聖鐘の時の慧卓を思い出すと、チェスターは床に転がっていた、嘗ての所有物を蹴り付ける。それはからからと転がり、慧卓から数歩の所で止まった。チェスターが使用していた魔道杖であった。
「私のお古をくれてやる。君になら、きっと使える代物だからな」
「・・・舐めるなよ?俺はこんなものがなくても、コイツでお前を倒せる」
「遠慮するな。私が使えと言っているのだ、使いたまえ。でなければ・・・あそこに立っている君の仲間を殺すぞ?」
「ッッ!!」
咄嗟に背後を振り返る。広間の正しい入口であろう大門から、リコが広間へと入らんとしていた。身体中に傷が目立つがそれらは奇跡的にも軽傷に留まっているようで、安堵を覚えたい所だ。だが今はそれどころではない。
慧卓が目前の杖に向かって走るのと同時に、チェスターが大振りに錫杖を振り被った。遊環に支えられるように紅の光が宿る。
「きっひ、丸焼きぃ!!」
奇声と共に杖を振るった。馬車ほどもありそうな特大の火球が生まれ、猛スピードでリコへと迫らんとする。しかしそれは直下からの別の火球を受けて変形し、爆炎を上げて立ち消えとなってしまった。

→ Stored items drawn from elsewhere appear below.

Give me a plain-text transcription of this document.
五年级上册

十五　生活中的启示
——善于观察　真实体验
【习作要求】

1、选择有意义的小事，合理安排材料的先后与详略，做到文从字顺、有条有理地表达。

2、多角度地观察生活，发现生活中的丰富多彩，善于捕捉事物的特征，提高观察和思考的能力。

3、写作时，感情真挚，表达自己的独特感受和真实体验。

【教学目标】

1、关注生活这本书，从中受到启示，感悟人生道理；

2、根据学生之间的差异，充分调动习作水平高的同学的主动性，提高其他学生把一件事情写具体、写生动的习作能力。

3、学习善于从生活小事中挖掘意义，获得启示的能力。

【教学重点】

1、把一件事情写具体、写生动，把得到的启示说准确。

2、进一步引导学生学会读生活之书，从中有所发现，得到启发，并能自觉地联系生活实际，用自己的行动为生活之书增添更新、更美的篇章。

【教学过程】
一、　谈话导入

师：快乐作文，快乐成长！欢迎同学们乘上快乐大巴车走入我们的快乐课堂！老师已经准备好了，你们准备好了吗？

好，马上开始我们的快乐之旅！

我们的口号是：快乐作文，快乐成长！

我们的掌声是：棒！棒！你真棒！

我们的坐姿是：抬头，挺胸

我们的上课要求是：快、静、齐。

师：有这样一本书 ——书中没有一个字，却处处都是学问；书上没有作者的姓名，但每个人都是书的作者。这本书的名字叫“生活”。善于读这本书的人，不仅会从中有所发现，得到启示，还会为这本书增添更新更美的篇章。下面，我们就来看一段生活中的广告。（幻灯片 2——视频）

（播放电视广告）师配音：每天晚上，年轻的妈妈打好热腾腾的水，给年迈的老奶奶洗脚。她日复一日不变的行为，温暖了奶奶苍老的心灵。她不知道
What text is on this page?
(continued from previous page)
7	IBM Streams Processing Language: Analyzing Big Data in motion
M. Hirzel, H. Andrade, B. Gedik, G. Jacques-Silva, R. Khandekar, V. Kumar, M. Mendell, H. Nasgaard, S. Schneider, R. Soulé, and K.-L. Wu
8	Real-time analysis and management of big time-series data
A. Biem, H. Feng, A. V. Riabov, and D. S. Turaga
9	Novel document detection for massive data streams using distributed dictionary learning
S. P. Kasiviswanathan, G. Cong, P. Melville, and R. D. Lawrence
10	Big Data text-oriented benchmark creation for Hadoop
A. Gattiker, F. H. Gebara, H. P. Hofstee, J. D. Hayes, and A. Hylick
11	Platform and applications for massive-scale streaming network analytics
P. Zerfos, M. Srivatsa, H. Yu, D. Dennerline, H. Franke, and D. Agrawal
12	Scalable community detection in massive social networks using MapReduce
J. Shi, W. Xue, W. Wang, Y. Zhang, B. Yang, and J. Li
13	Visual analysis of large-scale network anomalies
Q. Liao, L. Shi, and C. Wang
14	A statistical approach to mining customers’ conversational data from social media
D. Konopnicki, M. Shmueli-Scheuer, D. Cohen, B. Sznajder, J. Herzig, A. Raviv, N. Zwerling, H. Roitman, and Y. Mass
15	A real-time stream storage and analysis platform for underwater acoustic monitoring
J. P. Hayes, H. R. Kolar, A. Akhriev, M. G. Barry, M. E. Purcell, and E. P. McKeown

チェスターは喜ばしげに干渉の正体、魔道杖を構えた慧卓を見詰めた。
「やはり使えたな?思った通りだ。君には、魔法の素地と才能がある!」
「・・・リコっ!!そこのデカイ人を安全な所へ運べ!ここはすぐに危険になる!!」
「で、でも、ケイタクさん!僕だって・・・」
「いいから行けっ!俺を信じろっ!!」
リコは不満げに言葉を呑み込むと広間を走ってアダンに近寄り、肩を担いで後退していく。その間、慧卓はチェスターを睨み続け、チェスターはニタニタとした笑みを崩さなかった。その気になればアダンごとリコを始末するのも容易な事であろうに、それを態と逃がしたのは彼のプライドを窺わせた。今の自分なら卑怯な手を使わずとも勝てると言いたいのだろうか。
体重に四苦八苦しながらも、リコはどうにかアダンを広間から連れ出す事に成功し、大門を押さえつけるように閉ざした。煤と、もやもやとした魔術の残滓が広間に立ち込める中、慧卓は二つの得物を構え直した。理論などは知らないが、手中の魔道杖から芯を温めるようなエネルギーが流れ込んでくるのを感じる。慧卓は確信をもって『魔力』の流れだと感じる事ができた。眼に見えないだけで虚空にある筈の『契約の器』が、そうであると彼に確信を持たせたのだ。
新しい力によって、勇気が湧き起るようだ。これならば何も怖くない。
「舞台は整ったな?じゃぁ、始めようか」
「・・・最初に言っておこう、騎士殿。今の私は・・・」
チェスターは錫杖を優雅に振る。彼の頭上に、まるでアーチを描くように幾つもの火球が生まれた。その一つ一つが先程繰り出された火球と同サイズのものであり、圧倒的な覇気を放っている。今の慧卓ならば分かる。あれには尋常でない魔力が込められている。それこそ凡人が一生を費やして練り上げるような精錬された魔力が、火球一個一個に凝縮されている。それらを一瞬で生成して、しかも中空に安定させるのは至難の技に違いないのに。
「大魔術士と同格だ」
その自信たっぷりな台詞には、魔法の素人としても、冷汗を掻かざるを得なかった。途轍もない嫌な予感が胸を打つ中、チェスターが再び杖を振るう。途端に火球が順序よく飛び出していき、慧卓に向かって迫っていった。
ヴォレンド遺跡において、魔術の光が交錯し始めた瞬間であった。